Posted by fidest press agency su martedì, 21 luglio 2009

Chieti 22 luglio, alle ore 16 nell’Ospedale «SS. Annunziata un convegno sul «Trapianto di Fegato». Il convegno, organizzato dal professor Innocenti, avrà come relatori il dottor Daniele Sommacale, direttore del Centro trapianti epatici dell’Hôpital Beaujon di Parigi, il quale terrà una lettura su «L’organizzazione di un centro trapianti», e il dottor Guido Liddo , anch’egli dell’Hôpital Beaujon di Parigi, il quale terrà una lettura sulle «Problematiche nel prelievo di organi». Sono previsti interventi di epatologi, rianimatori, radiologi, immunologi, trasfusionisti che illustreranno la situazione abruzzese. Interverrà anche il professor Antonio Famulari, coordinatore regionale trapianti per la Regione Abruzzo.

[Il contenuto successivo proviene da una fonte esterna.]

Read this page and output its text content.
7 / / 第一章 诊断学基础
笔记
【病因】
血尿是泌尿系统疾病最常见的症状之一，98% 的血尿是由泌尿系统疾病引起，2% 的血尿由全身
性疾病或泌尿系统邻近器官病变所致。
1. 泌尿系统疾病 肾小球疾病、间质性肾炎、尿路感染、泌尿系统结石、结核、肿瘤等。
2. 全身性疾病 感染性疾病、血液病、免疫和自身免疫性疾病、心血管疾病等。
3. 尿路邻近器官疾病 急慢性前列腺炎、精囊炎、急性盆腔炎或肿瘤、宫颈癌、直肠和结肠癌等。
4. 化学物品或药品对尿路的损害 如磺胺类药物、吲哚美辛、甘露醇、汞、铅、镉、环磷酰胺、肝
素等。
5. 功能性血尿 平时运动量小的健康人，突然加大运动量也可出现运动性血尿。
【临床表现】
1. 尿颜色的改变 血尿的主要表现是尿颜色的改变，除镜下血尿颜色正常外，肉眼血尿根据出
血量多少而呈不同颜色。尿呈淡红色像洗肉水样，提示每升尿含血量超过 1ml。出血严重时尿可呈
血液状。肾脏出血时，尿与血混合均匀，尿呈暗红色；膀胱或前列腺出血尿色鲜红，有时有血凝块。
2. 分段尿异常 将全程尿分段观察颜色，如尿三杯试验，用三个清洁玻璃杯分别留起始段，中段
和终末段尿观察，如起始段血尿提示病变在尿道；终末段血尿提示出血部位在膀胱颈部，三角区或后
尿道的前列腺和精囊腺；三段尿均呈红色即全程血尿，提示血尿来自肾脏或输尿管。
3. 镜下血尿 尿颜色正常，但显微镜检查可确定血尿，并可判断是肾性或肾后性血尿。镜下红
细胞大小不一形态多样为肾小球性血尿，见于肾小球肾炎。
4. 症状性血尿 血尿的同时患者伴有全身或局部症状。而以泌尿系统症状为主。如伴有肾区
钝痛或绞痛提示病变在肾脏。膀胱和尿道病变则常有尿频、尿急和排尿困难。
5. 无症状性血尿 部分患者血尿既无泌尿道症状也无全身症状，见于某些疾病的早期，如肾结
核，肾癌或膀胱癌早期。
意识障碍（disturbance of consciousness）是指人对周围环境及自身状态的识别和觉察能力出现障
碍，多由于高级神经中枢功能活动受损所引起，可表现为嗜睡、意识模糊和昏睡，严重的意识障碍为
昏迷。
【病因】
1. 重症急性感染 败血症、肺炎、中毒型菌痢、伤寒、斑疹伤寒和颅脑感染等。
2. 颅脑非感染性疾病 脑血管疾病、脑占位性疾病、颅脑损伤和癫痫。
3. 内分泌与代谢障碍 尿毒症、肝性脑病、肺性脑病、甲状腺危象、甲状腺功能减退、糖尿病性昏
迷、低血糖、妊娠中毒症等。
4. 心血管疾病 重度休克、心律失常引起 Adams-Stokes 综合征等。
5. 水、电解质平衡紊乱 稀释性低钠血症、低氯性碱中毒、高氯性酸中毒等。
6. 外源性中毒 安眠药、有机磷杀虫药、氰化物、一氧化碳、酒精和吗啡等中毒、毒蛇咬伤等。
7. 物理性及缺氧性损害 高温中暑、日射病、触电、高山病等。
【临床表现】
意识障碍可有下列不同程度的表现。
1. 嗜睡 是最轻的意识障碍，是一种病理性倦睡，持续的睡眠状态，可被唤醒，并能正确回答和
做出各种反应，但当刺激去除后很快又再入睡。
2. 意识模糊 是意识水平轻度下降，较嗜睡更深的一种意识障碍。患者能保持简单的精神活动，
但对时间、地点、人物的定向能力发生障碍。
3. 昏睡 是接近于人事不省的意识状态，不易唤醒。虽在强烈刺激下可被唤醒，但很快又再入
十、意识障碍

In Abruzzo aumentano le malattie epatiche, siano esse cirrosi da abuso di alcool o tumori che insorgono dopo l’epatite B e C. Ogni anno 20 abruzzesi vengono sottoposti a trapianto epatico in diversi centri  italiani, mentre attualmente sono 30 quelli in lista di attesa, che attendono cioè di essere trapiantati. Tutte le regioni italiane dispongono di un proprio centro trapianti di fegato, a eccezione di Umbria, Basilicata, Calabria e Abruzzo. Alla luce dei dati forniti dal direttore del Centro nazionale trapianti del Ministero della Sanità, il dottor Nanni Costa, l’Abruzzo potrebbe essere autorizzato ad avere un proprio centro per trapianti epatici, su richiesta della Regione. Spesso, infatti, in numerosi centri italiani si sottopongono a trapianto con difficoltà i pazienti provenienti da altre regioni. Per questo motivo è nato il progetto «Trapianto di fegato», avviato da medici di diverse appartenenze (ospedalieri e universitari), che ha come unico fine quello di dotare l’Abruzzo di una sede nella quale si possa eseguire questo tipo di trapianto, dando speranza a tanti malati. «I medici – spiega il direttore della Patologia Chirurgica dell’Ospedale di Chieti, il professor Paolo Innocenti -, pur nella consapevolezza delle difficoltà in cui si dibatte la sanità abruzzese, vogliono guardare al futuro e, con l’aiuto determinante della classe politica e amministrativa, desiderano dotare la nostra regione di centri di eccellenza. Da anni periodicamente viene affrontato questo tema in dibattiti e convegni. Ciò sta a significare quanto esso sia sentito dalla classe medica».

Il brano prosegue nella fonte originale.